Borrows do not "go out of scope"; they persist until they are no longer used.
I'm not sure why exactly your code won't compile but I noticed some weird things about it that might mean it's not doing what you expect. Here's a lightly edited version of activate that has the same problem:
pub fn activate(&mut self, input: &ContextType) {
// I'm just going to put this in a variable so I can more easily talk about the following line
let key = (
&self.dat,
match self.stack.len() {
0 => None,
_ => Some(&self.stack[self.stack.len() - 1]),
},
input,
);
let (stack_action, val_action) = (&self.table.get(&key)).unwrap();
match stack_action {
StackAction::Pop => {
self.stack.pop();
}
StackAction::Push(x) => self.stack.push(x.clone()),
_ => {}
};
self.dat = val_action.clone();
}
The weirdness is concentrated in this line:
let (stack_action, val_action) = (&self.table.get(&key)).unwrap();
First, HashMap::get returns an Option<&V>. Then you take a & reference to it, so you have &Option<&V> -- this in itself is weird because there's not really a good reason for it. The next thing you do is call .unwrap(), which dereferences the & to make a copy of the Option which it then unwraps to &V. This is a little more weird because you generally can't call .unwrap() on a &Option<_>. The only reason it works is because Option<&V> is Copy, but that doesn't seem relevant to what you're doing -- you could have just written self.table.get(&key).unwrap(). Maybe you were trying to express something that got a little lost in translation.

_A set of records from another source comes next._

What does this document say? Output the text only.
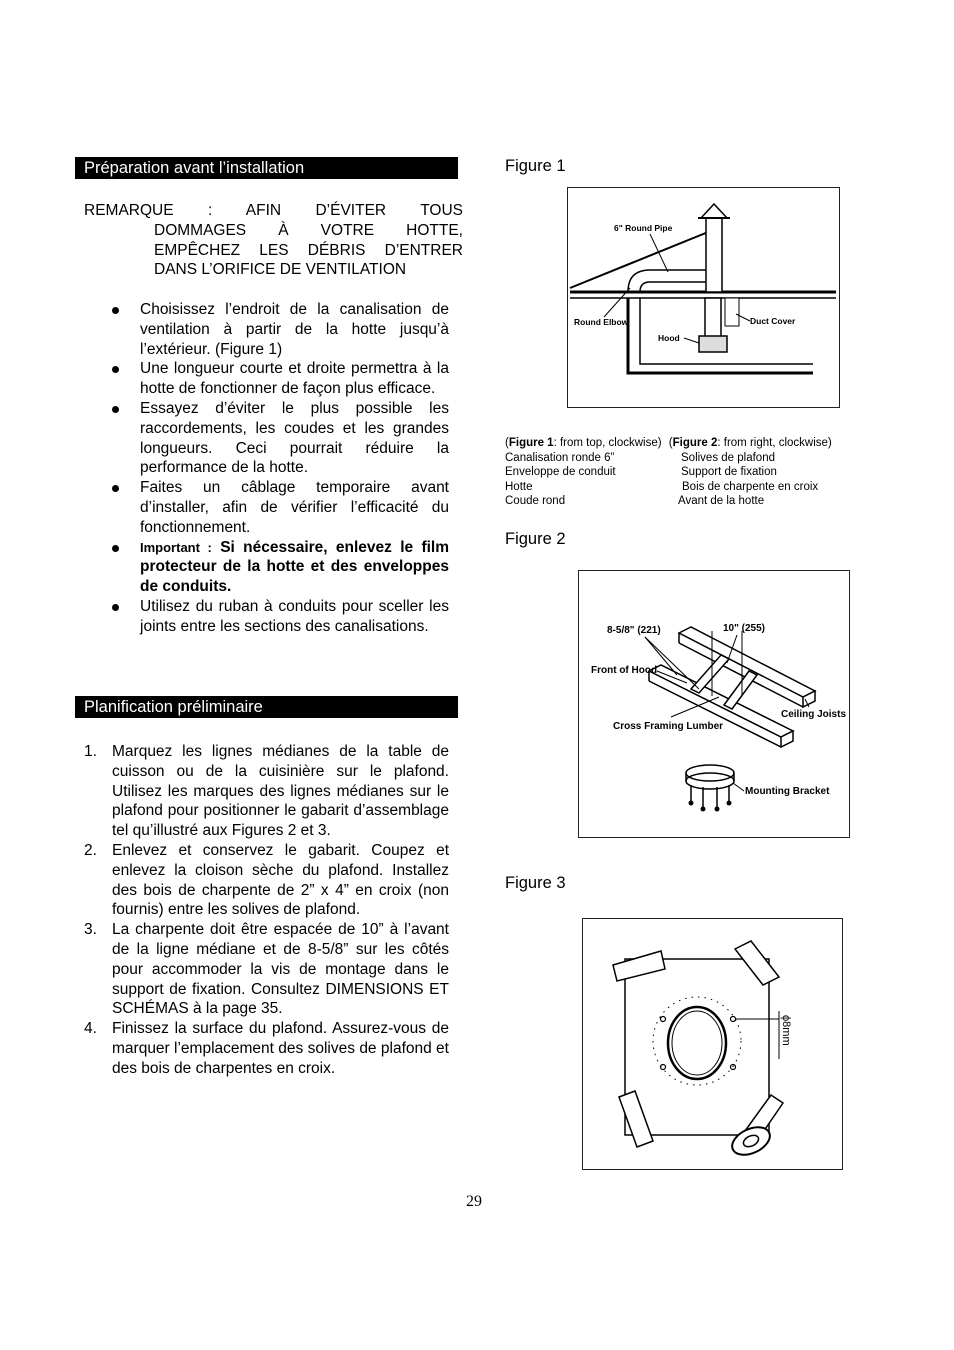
Préparation avant l’installation
REMARQUE : AFIN D’ÉVITER TOUS
DOMMAGES À VOTRE HOTTE,
EMPÊCHEZ LES DÉBRIS D’ENTRER
DANS L’ORIFICE DE VENTILATION
Choisissez l’endroit de la canalisation de ventilation à partir de la hotte jusqu’à l’extérieur. (Figure 1)
Une longueur courte et droite permettra à la hotte de fonctionner de façon plus efficace.
Essayez d’éviter le plus possible les raccordements, les coudes et les grandes longueurs. Ceci pourrait réduire la performance de la hotte.
Faites un câblage temporaire avant d’installer, afin de vérifier l’efficacité du fonctionnement.
Important : Si nécessaire, enlevez le film protecteur de la hotte et des enveloppes de conduits.
Utilisez du ruban à conduits pour sceller les joints entre les sections des canalisations.
Planification préliminaire
1. Marquez les lignes médianes de la table de cuisson ou de la cuisinière sur le plafond. Utilisez les marques des lignes médianes sur le plafond pour positionner le gabarit d’assemblage tel qu’illustré aux Figures 2 et 3.
2. Enlevez et conservez le gabarit. Coupez et enlevez la cloison sèche du plafond. Installez des bois de charpente de 2” x 4” en croix (non fournis) entre les solives de plafond.
3. La charpente doit être espacée de 10” à l’avant de la ligne médiane et de 8-5/8” sur les côtés pour accommoder la vis de montage dans le support de fixation. Consultez DIMENSIONS ET SCHÉMAS à la page 35.
4. Finissez la surface du plafond. Assurez-vous de marquer l’emplacement des solives de plafond et des bois de charpentes en croix.
Figure 1
6" Round Pipe
Round Elbow
Hood
Duct Cover
(Figure 1: from top, clockwise) (Figure 2: from right, clockwise)
Canalisation ronde 6”
Enveloppe de conduit
Hotte
Coude rond
Solives de plafond
Support de fixation
Bois de charpente en croix
Avant de la hotte
Figure 2
8-5/8" (221)	10" (255)
Front of Hood
Ceiling Joists
Cross Framing Lumber
Mounting Bracket
Figure 3
ϕ8mm
29
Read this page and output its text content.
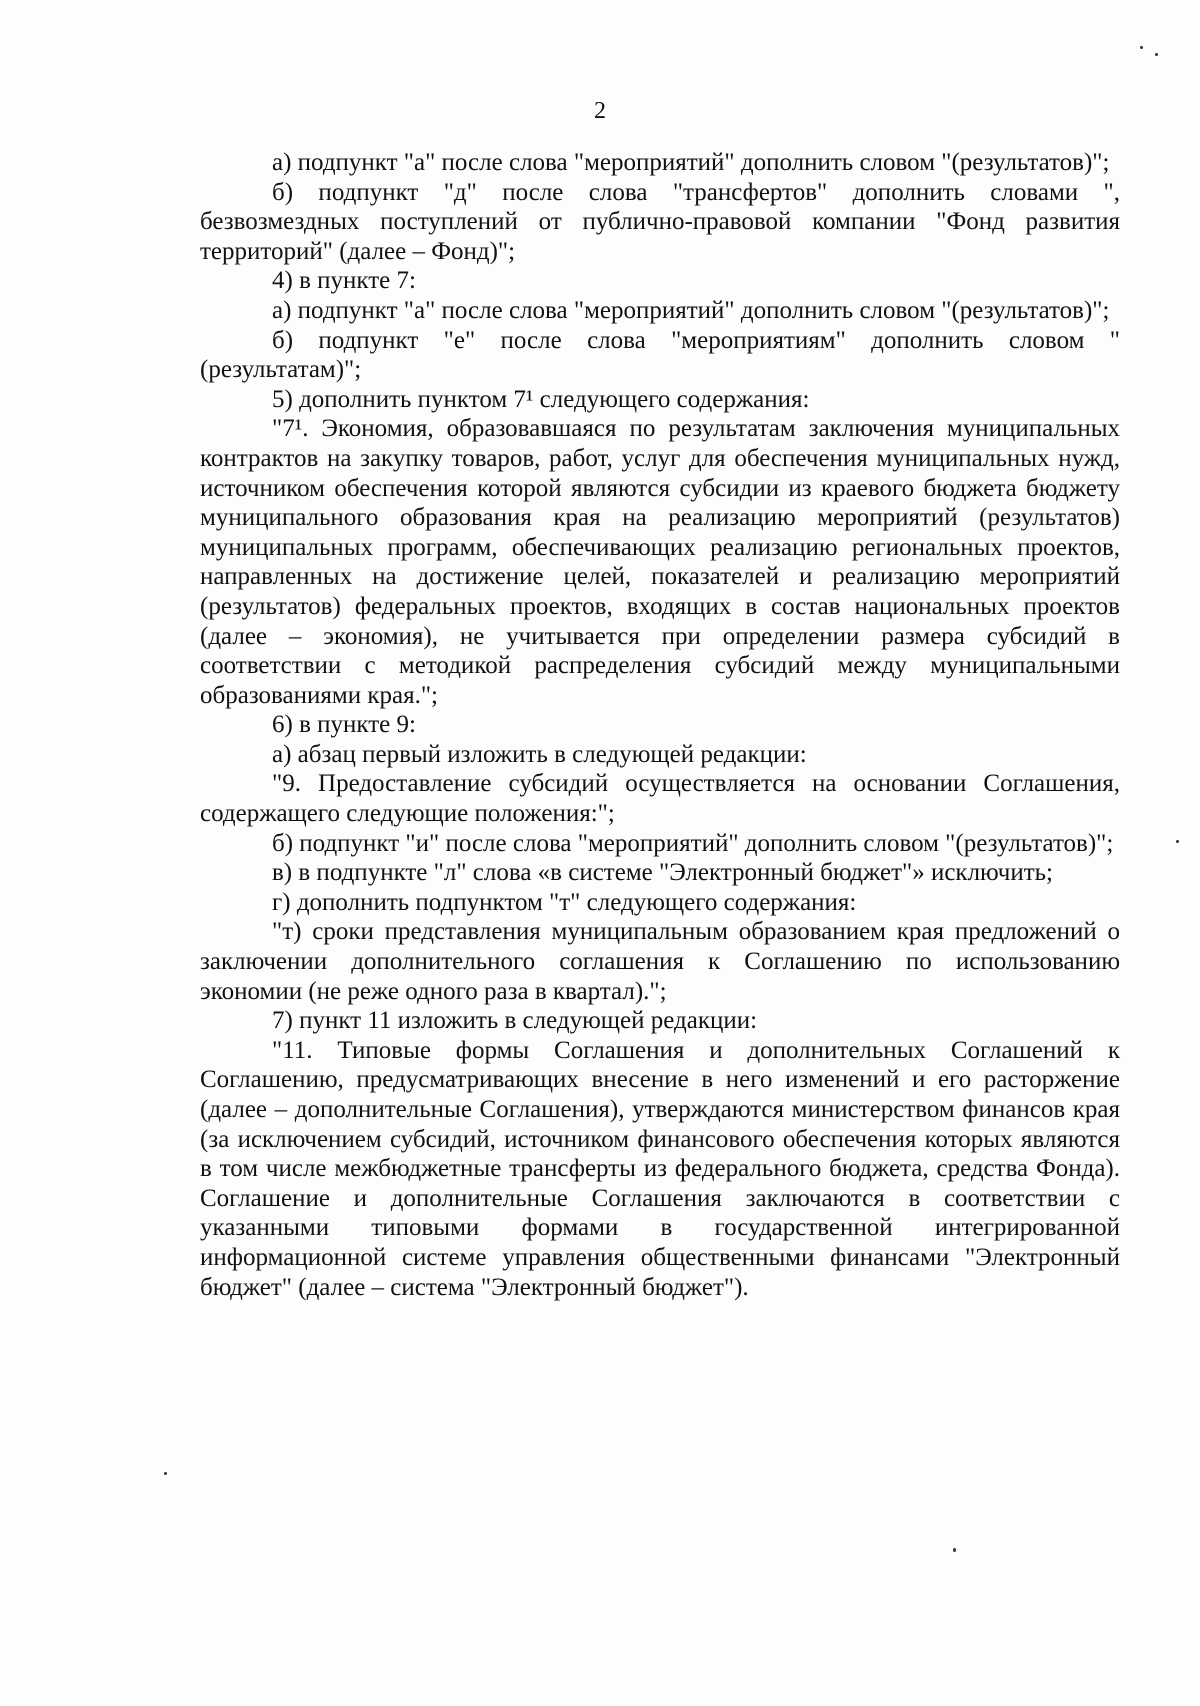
2

а) подпункт "а" после слова "мероприятий" дополнить словом "(результатов)";

б) подпункт "д" после слова "трансфертов" дополнить словами ", безвозмездных поступлений от публично-правовой компании "Фонд развития территорий" (далее – Фонд)";

4) в пункте 7:

а) подпункт "а" после слова "мероприятий" дополнить словом "(результатов)";

б) подпункт "е" после слова "мероприятиям" дополнить словом "(результатам)";

5) дополнить пунктом 7¹ следующего содержания:

"7¹. Экономия, образовавшаяся по результатам заключения муниципальных контрактов на закупку товаров, работ, услуг для обеспечения муниципальных нужд, источником обеспечения которой являются субсидии из краевого бюджета бюджету муниципального образования края на реализацию мероприятий (результатов) муниципальных программ, обеспечивающих реализацию региональных проектов, направленных на достижение целей, показателей и реализацию мероприятий (результатов) федеральных проектов, входящих в состав национальных проектов (далее – экономия), не учитывается при определении размера субсидий в соответствии с методикой распределения субсидий между муниципальными образованиями края.";

6) в пункте 9:

а) абзац первый изложить в следующей редакции:

"9. Предоставление субсидий осуществляется на основании Соглашения, содержащего следующие положения:";

б) подпункт "и" после слова "мероприятий" дополнить словом "(результатов)";

в) в подпункте "л" слова «в системе "Электронный бюджет"» исключить;

г) дополнить подпунктом "т" следующего содержания:

"т) сроки представления муниципальным образованием края предложений о заключении дополнительного соглашения к Соглашению по использованию экономии (не реже одного раза в квартал).";

7) пункт 11 изложить в следующей редакции:

"11. Типовые формы Соглашения и дополнительных Соглашений к Соглашению, предусматривающих внесение в него изменений и его расторжение (далее – дополнительные Соглашения), утверждаются министерством финансов края (за исключением субсидий, источником финансового обеспечения которых являются в том числе межбюджетные трансферты из федерального бюджета, средства Фонда). Соглашение и дополнительные Соглашения заключаются в соответствии с указанными типовыми формами в государственной интегрированной информационной системе управления общественными финансами "Электронный бюджет" (далее – система "Электронный бюджет").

Then, &V is actually &(StackAction<T>, Option<T>). You assign this to (stack_action, val_action). This compiles because of "pattern ergonomics" which is non-obvious but what it does is make stack_action a &StackAction<T> and val_action an &Option<T>, i.e. they reference the values that are still owned by self.table, instead of being moved out. Is this what you meant to do or did you expect stack_action and val_action to be owned values?